Top Infectious Disease News Stories Week of February 22 - February 28
This week, read about the newest measles update, a clinician's insights on treating the respiratory disease, as well as the latest HIV therapeutic data coming from the CROI conference.
Measles Update: February 27, 2026
This week, the Centers for Disease Control and Prevention (CDC) reported there were 1,136* cases of measles in the US as of February 26, 2026. This is up substantially from this time last week, when the federal agency reported there was 982* confirmed cases.1 Week-over week, that is an additional 154 cases and a 15.7% increase. This marks a significant increase in the number of cases from the previous week that saw a 7.9% increase in cases the week ending (February 20).

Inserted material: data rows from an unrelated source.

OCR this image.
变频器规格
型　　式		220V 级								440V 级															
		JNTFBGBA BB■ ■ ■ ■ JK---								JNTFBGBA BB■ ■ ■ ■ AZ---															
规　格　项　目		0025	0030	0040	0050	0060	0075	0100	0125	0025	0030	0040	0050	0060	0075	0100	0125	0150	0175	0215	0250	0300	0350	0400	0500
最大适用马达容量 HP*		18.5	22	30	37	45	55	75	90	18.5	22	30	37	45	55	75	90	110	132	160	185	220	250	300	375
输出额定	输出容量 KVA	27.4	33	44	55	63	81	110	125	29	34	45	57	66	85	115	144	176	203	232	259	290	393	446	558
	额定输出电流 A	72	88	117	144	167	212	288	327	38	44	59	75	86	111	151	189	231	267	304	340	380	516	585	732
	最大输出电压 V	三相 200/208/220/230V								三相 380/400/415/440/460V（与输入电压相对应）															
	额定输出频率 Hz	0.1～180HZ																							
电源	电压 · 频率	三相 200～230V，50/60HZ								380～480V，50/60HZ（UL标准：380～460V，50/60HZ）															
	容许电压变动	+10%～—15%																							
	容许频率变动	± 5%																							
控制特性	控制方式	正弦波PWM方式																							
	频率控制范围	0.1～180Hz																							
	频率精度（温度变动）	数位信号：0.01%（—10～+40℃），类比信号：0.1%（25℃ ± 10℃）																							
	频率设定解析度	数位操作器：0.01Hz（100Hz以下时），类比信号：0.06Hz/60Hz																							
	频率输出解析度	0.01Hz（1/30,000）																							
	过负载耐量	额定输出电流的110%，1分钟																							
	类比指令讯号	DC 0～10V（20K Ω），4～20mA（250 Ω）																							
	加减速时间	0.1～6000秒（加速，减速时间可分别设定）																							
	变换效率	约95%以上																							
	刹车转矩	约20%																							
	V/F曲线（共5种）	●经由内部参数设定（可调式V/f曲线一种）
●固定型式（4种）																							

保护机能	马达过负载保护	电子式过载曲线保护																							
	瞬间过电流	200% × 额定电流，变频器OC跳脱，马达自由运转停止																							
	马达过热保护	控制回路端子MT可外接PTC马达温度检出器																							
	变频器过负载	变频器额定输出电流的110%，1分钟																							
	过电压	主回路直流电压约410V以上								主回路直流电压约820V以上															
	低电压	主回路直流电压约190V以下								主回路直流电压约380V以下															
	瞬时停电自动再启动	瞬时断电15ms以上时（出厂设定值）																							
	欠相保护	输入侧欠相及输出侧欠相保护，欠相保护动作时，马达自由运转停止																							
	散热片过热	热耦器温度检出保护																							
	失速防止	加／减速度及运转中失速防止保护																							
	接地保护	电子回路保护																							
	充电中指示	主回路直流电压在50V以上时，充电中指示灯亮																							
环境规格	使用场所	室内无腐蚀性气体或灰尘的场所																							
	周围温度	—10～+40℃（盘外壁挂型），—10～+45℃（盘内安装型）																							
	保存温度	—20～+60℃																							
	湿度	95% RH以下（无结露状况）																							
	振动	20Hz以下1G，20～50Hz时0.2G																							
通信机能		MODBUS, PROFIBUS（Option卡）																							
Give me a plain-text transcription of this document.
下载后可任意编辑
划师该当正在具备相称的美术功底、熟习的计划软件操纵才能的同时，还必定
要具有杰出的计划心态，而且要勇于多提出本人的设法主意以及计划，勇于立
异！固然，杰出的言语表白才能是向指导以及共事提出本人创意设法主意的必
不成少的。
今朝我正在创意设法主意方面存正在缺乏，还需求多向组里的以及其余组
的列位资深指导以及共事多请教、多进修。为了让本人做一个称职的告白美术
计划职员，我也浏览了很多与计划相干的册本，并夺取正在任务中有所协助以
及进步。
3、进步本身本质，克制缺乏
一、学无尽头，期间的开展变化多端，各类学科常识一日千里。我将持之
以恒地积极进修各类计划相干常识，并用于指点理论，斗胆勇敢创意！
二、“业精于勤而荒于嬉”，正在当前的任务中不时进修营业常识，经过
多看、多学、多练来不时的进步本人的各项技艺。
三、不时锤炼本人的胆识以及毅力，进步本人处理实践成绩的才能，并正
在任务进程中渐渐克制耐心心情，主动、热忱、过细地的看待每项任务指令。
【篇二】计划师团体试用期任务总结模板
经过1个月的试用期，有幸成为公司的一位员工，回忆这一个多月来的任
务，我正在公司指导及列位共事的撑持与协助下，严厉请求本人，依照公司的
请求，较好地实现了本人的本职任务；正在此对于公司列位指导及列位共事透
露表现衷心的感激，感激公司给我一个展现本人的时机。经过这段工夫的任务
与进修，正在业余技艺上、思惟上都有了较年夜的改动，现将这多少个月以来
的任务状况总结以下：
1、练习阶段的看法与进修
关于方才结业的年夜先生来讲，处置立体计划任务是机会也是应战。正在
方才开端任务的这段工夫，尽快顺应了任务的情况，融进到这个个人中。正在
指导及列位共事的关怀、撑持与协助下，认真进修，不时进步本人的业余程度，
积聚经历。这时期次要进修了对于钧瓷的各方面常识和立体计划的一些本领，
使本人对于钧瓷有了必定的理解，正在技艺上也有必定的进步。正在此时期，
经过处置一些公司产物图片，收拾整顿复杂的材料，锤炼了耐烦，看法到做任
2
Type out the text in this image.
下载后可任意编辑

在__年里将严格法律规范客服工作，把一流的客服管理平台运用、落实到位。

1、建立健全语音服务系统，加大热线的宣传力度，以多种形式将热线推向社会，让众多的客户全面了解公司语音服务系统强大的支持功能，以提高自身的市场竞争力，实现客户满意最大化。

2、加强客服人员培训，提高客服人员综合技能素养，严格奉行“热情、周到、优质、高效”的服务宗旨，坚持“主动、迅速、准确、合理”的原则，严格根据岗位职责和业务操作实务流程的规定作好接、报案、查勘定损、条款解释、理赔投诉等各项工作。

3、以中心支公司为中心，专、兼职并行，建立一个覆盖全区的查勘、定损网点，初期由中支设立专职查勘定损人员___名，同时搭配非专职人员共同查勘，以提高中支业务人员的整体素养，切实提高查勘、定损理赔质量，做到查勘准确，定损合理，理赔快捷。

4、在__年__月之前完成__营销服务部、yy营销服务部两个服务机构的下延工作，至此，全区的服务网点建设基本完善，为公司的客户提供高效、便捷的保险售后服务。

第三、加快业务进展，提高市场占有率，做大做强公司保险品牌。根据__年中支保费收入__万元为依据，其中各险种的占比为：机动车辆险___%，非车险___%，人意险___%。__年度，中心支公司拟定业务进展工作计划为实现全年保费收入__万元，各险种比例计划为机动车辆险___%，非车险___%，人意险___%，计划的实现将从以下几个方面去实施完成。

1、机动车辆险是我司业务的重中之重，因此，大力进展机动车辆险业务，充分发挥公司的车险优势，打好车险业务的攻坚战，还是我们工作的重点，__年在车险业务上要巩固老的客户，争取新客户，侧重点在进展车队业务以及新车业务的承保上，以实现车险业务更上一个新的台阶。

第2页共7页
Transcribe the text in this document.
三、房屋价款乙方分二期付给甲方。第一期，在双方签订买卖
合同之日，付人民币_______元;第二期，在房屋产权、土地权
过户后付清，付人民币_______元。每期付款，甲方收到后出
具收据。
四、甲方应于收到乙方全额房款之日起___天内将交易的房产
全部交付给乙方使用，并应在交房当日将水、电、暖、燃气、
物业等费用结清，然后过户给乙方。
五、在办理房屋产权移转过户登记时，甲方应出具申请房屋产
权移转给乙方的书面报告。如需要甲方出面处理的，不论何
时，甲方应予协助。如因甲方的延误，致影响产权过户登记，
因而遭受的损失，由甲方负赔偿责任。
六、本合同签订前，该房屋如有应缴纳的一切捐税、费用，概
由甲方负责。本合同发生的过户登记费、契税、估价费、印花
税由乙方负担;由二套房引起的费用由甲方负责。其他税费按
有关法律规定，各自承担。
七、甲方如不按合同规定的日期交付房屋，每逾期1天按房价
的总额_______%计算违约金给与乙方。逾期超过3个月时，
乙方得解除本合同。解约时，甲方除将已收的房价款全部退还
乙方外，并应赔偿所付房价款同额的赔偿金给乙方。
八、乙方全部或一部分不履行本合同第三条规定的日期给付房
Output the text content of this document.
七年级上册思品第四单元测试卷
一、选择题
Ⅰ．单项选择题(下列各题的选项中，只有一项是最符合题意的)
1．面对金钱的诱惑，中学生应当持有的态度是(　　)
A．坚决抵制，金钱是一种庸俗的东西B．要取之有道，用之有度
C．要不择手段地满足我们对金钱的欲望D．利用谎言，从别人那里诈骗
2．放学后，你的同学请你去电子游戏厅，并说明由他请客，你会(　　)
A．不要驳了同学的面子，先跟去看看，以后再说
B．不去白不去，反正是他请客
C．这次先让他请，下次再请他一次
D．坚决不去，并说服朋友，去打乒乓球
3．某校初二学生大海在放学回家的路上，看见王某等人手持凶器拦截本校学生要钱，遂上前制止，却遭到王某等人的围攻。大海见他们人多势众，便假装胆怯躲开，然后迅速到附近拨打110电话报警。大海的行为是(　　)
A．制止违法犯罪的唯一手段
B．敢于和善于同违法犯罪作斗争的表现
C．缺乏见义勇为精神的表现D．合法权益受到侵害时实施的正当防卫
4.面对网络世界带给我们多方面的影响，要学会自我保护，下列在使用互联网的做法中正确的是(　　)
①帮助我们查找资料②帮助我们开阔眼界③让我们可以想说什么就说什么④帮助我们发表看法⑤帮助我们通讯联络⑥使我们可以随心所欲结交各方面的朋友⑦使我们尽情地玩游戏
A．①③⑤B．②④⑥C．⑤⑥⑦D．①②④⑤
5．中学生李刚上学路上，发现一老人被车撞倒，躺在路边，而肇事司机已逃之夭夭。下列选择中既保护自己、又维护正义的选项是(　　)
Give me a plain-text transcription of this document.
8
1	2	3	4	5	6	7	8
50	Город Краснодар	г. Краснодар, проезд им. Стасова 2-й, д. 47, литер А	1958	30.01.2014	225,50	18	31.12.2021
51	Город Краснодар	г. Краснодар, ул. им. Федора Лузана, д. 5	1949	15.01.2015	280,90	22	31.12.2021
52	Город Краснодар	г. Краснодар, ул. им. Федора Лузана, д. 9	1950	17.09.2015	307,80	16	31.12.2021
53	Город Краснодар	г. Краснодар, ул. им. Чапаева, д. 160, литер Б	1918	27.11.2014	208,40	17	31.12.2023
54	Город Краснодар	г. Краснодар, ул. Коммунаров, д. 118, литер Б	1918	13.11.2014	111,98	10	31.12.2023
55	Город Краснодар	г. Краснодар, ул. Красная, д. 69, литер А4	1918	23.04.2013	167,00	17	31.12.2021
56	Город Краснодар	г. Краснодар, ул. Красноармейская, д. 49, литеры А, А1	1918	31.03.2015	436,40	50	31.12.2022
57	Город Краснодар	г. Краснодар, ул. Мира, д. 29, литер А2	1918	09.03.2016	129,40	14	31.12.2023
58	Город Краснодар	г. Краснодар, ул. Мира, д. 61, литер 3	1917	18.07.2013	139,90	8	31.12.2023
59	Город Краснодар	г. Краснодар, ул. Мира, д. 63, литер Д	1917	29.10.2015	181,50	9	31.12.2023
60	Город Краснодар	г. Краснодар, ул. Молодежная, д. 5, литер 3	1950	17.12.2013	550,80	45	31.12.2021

Clinical Insights Around Treating Measles
Patricia A Stinchfield, RN, MS, CPNP,
“Measles is the greatest combination of the worst things you can think of in viral infections. It's sneaky; it looks like every other infectious disease of a young child—runny nose, cough, fever, until that rash occurs. They're contagious during that time, and that's one of the biggest problems with measles and why it spreads. It's extremely contagious,” Stinchfield said. “If you were to walk into a room of 10 people, none of whom were vaccinated, and someone came in with measles and just breathed—you don't have to have major coughing, just breathing in that airspace—9 of those 10 people will get measles.”
Switching to Bictegravir-Lenacapavir Combination Maintains HIV Virologic Suppression in Patients With Complex Regimens
Some individuals with HIV have not had the ability to be on a single-tablet regimen (STR) due to various reasons, including developing treatment resistance, comorbidities, or drug interactions. These challenges often arise in a large group of older patients who have had HIV for many years, points out Chloe Orkin, MD, MSc, professor at Queen Mary University of London.
“In many cases, these are people who were diagnosed early on in the HIV epidemic and they've been through all of the treatment regimens, and therefore, they've developed resistance,” Orkin said. “Many of these people in this situation who are taking complex regimens [CRs] are older, and so far, none of the single-tablet regimens have been suitable for these individuals.”
Doravirine/Islatravir Combination Maintains Virologic Suppression Through 96 Weeks
A double-blind phase 3 study evaluated the long-term efficacy and safety of switching adults with HIV-1 with virological suppression from bictegravir/emtricitabine/tenofovir alafenamide (BIC/FTC/TAF) to the 2-drug regimen of doravirine (DOR) and the investigational agent islatravir (ISL). The trial enrolled adults with HIV-1 RNA of less than 50 copies/mL for at least 3 months, adequate CD4-positive T-cell counts, and no history of treatment failure or known DOR resistance.
Participants were randomly assigned 2:1 to switch to DOR/ISL 100 mg/0.25 mg or to continue BIC/FTC/TAF, with week 96 virologic and safety outcomes assessed as secondary end points following previously reported noninferior results at week 48.
Long-Acting Injectable VH-499 Shows Favorable Safety and PK Profile in Early Study
VH4011499 (VH-499) is a next-generation HIV-1 capsid inhibitor being developed as a long-acting antiretroviral therapy, building on prior proof-of-concept data showing rapid and potent antiviral activity with oral dosing. New findings from an ongoing first-in-human phase 1 trial now evaluate the safety and pharmacokinetics of an injectable formulation designed to support long-acting (LA) dosing. In this randomized, double-blind (sponsor-unblinded) study, participants without HIV received single ascending doses of VH-499 administered either intramuscularly (IM) or subcutaneously (SC), with the goal of assessing tolerability and drug exposure over time.
Across six treatment groups, 48 participants received VH-499 or placebo, with a median age of 36 years and a demographically diverse cohort. Overall, VH-499 was well tolerated, with no serious adverse events or study withdrawals due to safety concerns. Most adverse events were mild to moderate, and treatment-related events were primarily injection site reactions, most commonly pain, which resolved within one to three days. Injection site reactions occurred more frequently with SC administration than IM, but remained transient and low grade across all dose levels.